Mi scusi il mio italiano,non ho studiato molto.Vorrei parlarle della mia vita,piccola e semplice e di quanto sia difficile oggi per me essere,donna appunto.In un mondo dove a tutt'oggi la bellezza viene strumentalizzata e vengono inculcati falsi canoni che escludono la donna nella sua interezza.misure,forme e pose al posto di sguardi,sorrisi e spontaneità.
I mass media che sono lo stumento di informazione per educare il popolo me sembrano che ci servono a diventare più imbecilli de prima. Di lavori ne ho fatti tanti,bar ristoranti e non solo,lavori semplici ed anche quelli tristi.. ,sempre gentile ed educata, a pacchetto per le qualifiche raggiunte.Eppure devo dire che tra i gran dottori educazione e gentilezza non l'ho trovata,che ricchezza la laurea!che tristezza!forse la stessa!!
Anche di amori ho fatto una gran raccolta,eppure sono sicura che me ne sarebbe bastato uno.

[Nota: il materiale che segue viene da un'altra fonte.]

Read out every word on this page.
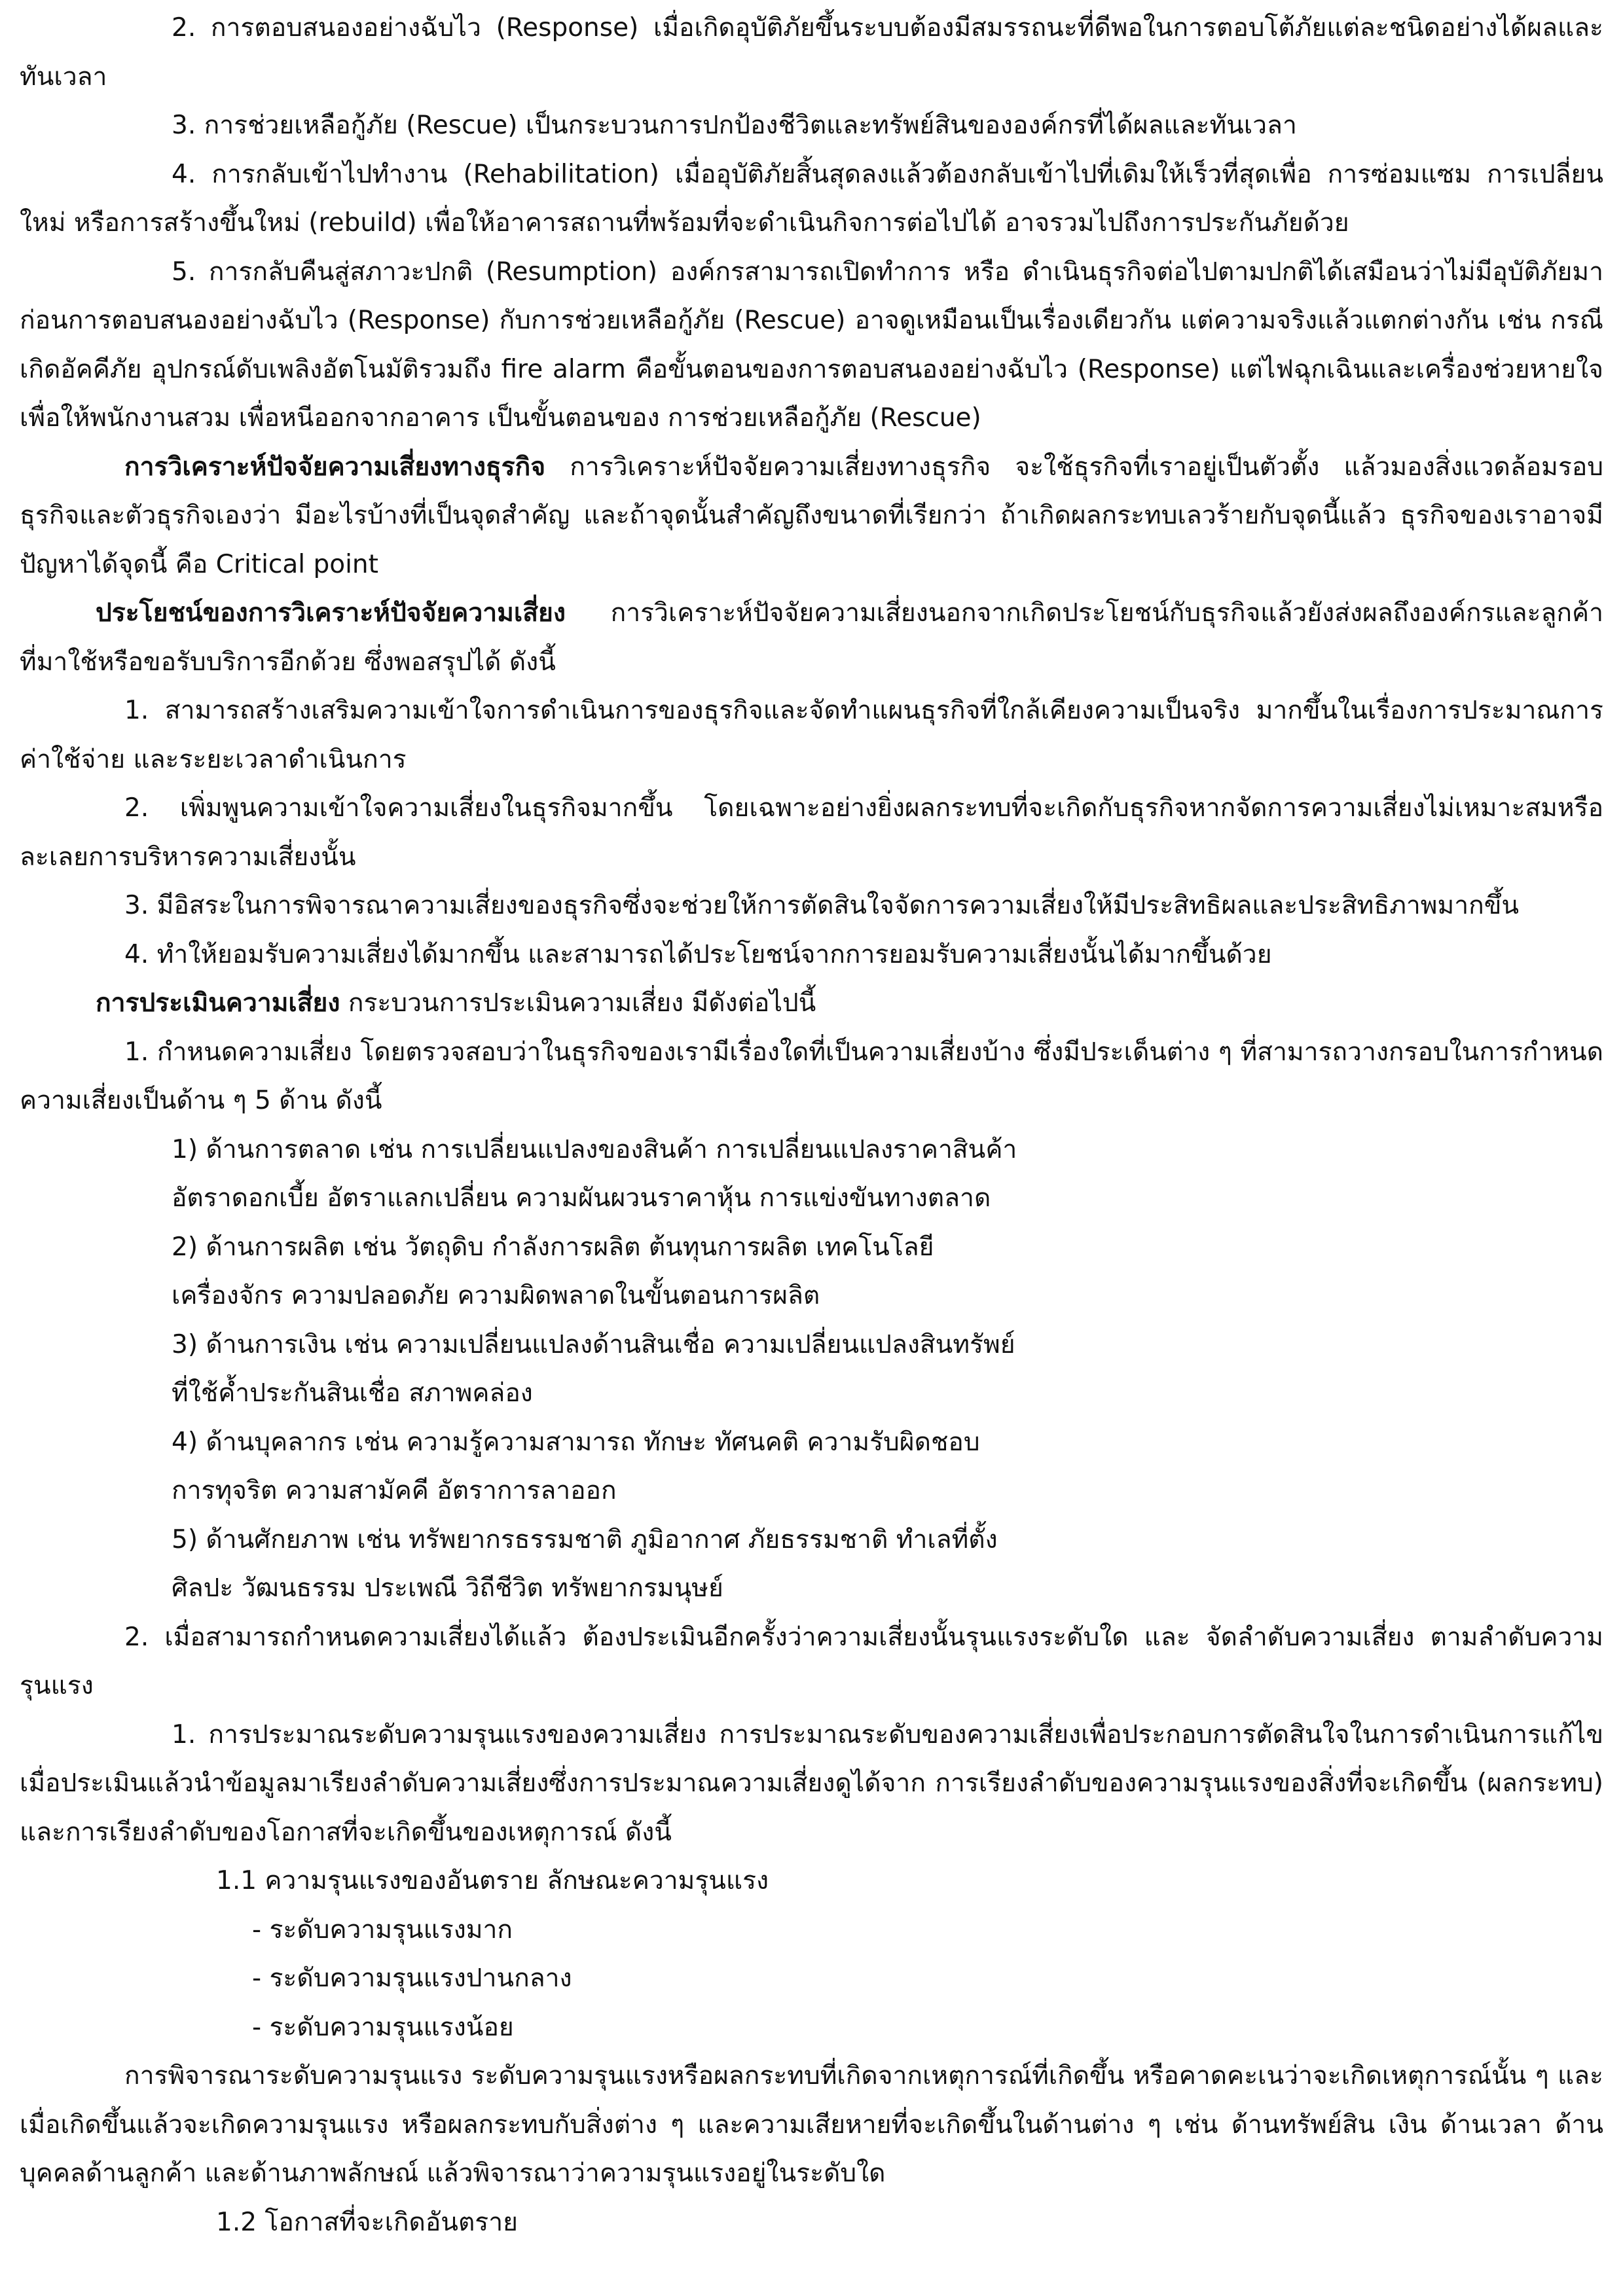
2. การตอบสนองอย่างฉับไว (Response) เมื่อเกิดอุบัติภัยขึ้นระบบต้องมีสมรรถนะที่ดีพอในการตอบโต้ภัยแต่ละชนิดอย่างได้ผลและทันเวลา

3. การช่วยเหลือกู้ภัย (Rescue) เป็นกระบวนการปกป้องชีวิตและทรัพย์สินขององค์กรที่ได้ผลและทันเวลา

4. การกลับเข้าไปทำงาน (Rehabilitation) เมื่ออุบัติภัยสิ้นสุดลงแล้วต้องกลับเข้าไปที่เดิมให้เร็วที่สุดเพื่อ การซ่อมแซม การเปลี่ยนใหม่ หรือการสร้างขึ้นใหม่ (rebuild) เพื่อให้อาคารสถานที่พร้อมที่จะดำเนินกิจการต่อไปได้ อาจรวมไปถึงการประกันภัยด้วย

5. การกลับคืนสู่สภาวะปกติ (Resumption) องค์กรสามารถเปิดทำการ หรือ ดำเนินธุรกิจต่อไปตามปกติได้เสมือนว่าไม่มีอุบัติภัยมาก่อนการตอบสนองอย่างฉับไว (Response) กับการช่วยเหลือกู้ภัย (Rescue) อาจดูเหมือนเป็นเรื่องเดียวกัน แต่ความจริงแล้วแตกต่างกัน เช่น กรณีเกิดอัคคีภัย อุปกรณ์ดับเพลิงอัตโนมัติรวมถึง fire alarm คือขั้นตอนของการตอบสนองอย่างฉับไว (Response) แต่ไฟฉุกเฉินและเครื่องช่วยหายใจเพื่อให้พนักงานสวม เพื่อหนีออกจากอาคาร เป็นขั้นตอนของ การช่วยเหลือกู้ภัย (Rescue)

การวิเคราะห์ปัจจัยความเสี่ยงทางธุรกิจ การวิเคราะห์ปัจจัยความเสี่ยงทางธุรกิจ จะใช้ธุรกิจที่เราอยู่เป็นตัวตั้ง แล้วมองสิ่งแวดล้อมรอบธุรกิจและตัวธุรกิจเองว่า มีอะไรบ้างที่เป็นจุดสำคัญ และถ้าจุดนั้นสำคัญถึงขนาดที่เรียกว่า ถ้าเกิดผลกระทบเลวร้ายกับจุดนี้แล้ว ธุรกิจของเราอาจมีปัญหาได้จุดนี้ คือ Critical point

ประโยชน์ของการวิเคราะห์ปัจจัยความเสี่ยง การวิเคราะห์ปัจจัยความเสี่ยงนอกจากเกิดประโยชน์กับธุรกิจแล้วยังส่งผลถึงองค์กรและลูกค้าที่มาใช้หรือขอรับบริการอีกด้วย ซึ่งพอสรุปได้ ดังนี้

1. สามารถสร้างเสริมความเข้าใจการดำเนินการของธุรกิจและจัดทำแผนธุรกิจที่ใกล้เคียงความเป็นจริง มากขึ้นในเรื่องการประมาณการค่าใช้จ่าย และระยะเวลาดำเนินการ

2. เพิ่มพูนความเข้าใจความเสี่ยงในธุรกิจมากขึ้น โดยเฉพาะอย่างยิ่งผลกระทบที่จะเกิดกับธุรกิจหากจัดการความเสี่ยงไม่เหมาะสมหรือละเลยการบริหารความเสี่ยงนั้น

3. มีอิสระในการพิจารณาความเสี่ยงของธุรกิจซึ่งจะช่วยให้การตัดสินใจจัดการความเสี่ยงให้มีประสิทธิผลและประสิทธิภาพมากขึ้น

4. ทำให้ยอมรับความเสี่ยงได้มากขึ้น และสามารถได้ประโยชน์จากการยอมรับความเสี่ยงนั้นได้มากขึ้นด้วย

การประเมินความเสี่ยง กระบวนการประเมินความเสี่ยง มีดังต่อไปนี้

1. กำหนดความเสี่ยง โดยตรวจสอบว่าในธุรกิจของเรามีเรื่องใดที่เป็นความเสี่ยงบ้าง ซึ่งมีประเด็นต่าง ๆ ที่สามารถวางกรอบในการกำหนดความเสี่ยงเป็นด้าน ๆ 5 ด้าน ดังนี้

1) ด้านการตลาด เช่น การเปลี่ยนแปลงของสินค้า การเปลี่ยนแปลงราคาสินค้า

อัตราดอกเบี้ย อัตราแลกเปลี่ยน ความผันผวนราคาหุ้น การแข่งขันทางตลาด

2) ด้านการผลิต เช่น วัตถุดิบ กำลังการผลิต ต้นทุนการผลิต เทคโนโลยี

เครื่องจักร ความปลอดภัย ความผิดพลาดในขั้นตอนการผลิต

3) ด้านการเงิน เช่น ความเปลี่ยนแปลงด้านสินเชื่อ ความเปลี่ยนแปลงสินทรัพย์

ที่ใช้ค้ำประกันสินเชื่อ สภาพคล่อง

4) ด้านบุคลากร เช่น ความรู้ความสามารถ ทักษะ ทัศนคติ ความรับผิดชอบ

การทุจริต ความสามัคคี อัตราการลาออก

5) ด้านศักยภาพ เช่น ทรัพยากรธรรมชาติ ภูมิอากาศ ภัยธรรมชาติ ทำเลที่ตั้ง

ศิลปะ วัฒนธรรม ประเพณี วิถีชีวิต ทรัพยากรมนุษย์

2. เมื่อสามารถกำหนดความเสี่ยงได้แล้ว ต้องประเมินอีกครั้งว่าความเสี่ยงนั้นรุนแรงระดับใด และ จัดลำดับความเสี่ยง ตามลำดับความรุนแรง

1. การประมาณระดับความรุนแรงของความเสี่ยง การประมาณระดับของความเสี่ยงเพื่อประกอบการตัดสินใจในการดำเนินการแก้ไข เมื่อประเมินแล้วนำข้อมูลมาเรียงลำดับความเสี่ยงซึ่งการประมาณความเสี่ยงดูได้จาก การเรียงลำดับของความรุนแรงของสิ่งที่จะเกิดขึ้น (ผลกระทบ) และการเรียงลำดับของโอกาสที่จะเกิดขึ้นของเหตุการณ์ ดังนี้

1.1 ความรุนแรงของอันตราย ลักษณะความรุนแรง

- ระดับความรุนแรงมาก

- ระดับความรุนแรงปานกลาง

- ระดับความรุนแรงน้อย

การพิจารณาระดับความรุนแรง ระดับความรุนแรงหรือผลกระทบที่เกิดจากเหตุการณ์ที่เกิดขึ้น หรือคาดคะเนว่าจะเกิดเหตุการณ์นั้น ๆ และเมื่อเกิดขึ้นแล้วจะเกิดความรุนแรง หรือผลกระทบกับสิ่งต่าง ๆ และความเสียหายที่จะเกิดขึ้นในด้านต่าง ๆ เช่น ด้านทรัพย์สิน เงิน ด้านเวลา ด้านบุคคลด้านลูกค้า และด้านภาพลักษณ์ แล้วพิจารณาว่าความรุนแรงอยู่ในระดับใด

1.2 โอกาสที่จะเกิดอันตราย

La sorte ha pensato di salutarmi con una specie indefinita senza nome tra animale e persona.Ma questo non solo in amore,dove purtroppo molte donne oggi,non dimentichiamo, trovano la morte,ma anche nel lavoro e nella vita di tutti i giorni.
La mia lettera è una speranza,è il mio desiderio più grande,per me, le mie amiche,per tutte le donne.Quella di una libertà mai raggiunta, mancante,una verità ancora nascosta e che non traspare neanche nelle più belle parole che si possano dire o sentire.E se oggi è tutto internet o televisione,io dico che resterà lontana.In un mondo dove contano solo calcoli ed interessi e dove anche le nostre parole o fatti vanno a finire,spero che la sensibilità e l'ascolto possano fare la differenza.Dove qualcuno ci ascolti e ci coglie per ciò che siamo e desideriamo.
Autore: Sonia
Lettera per Roberto Benigni. Lettera 53.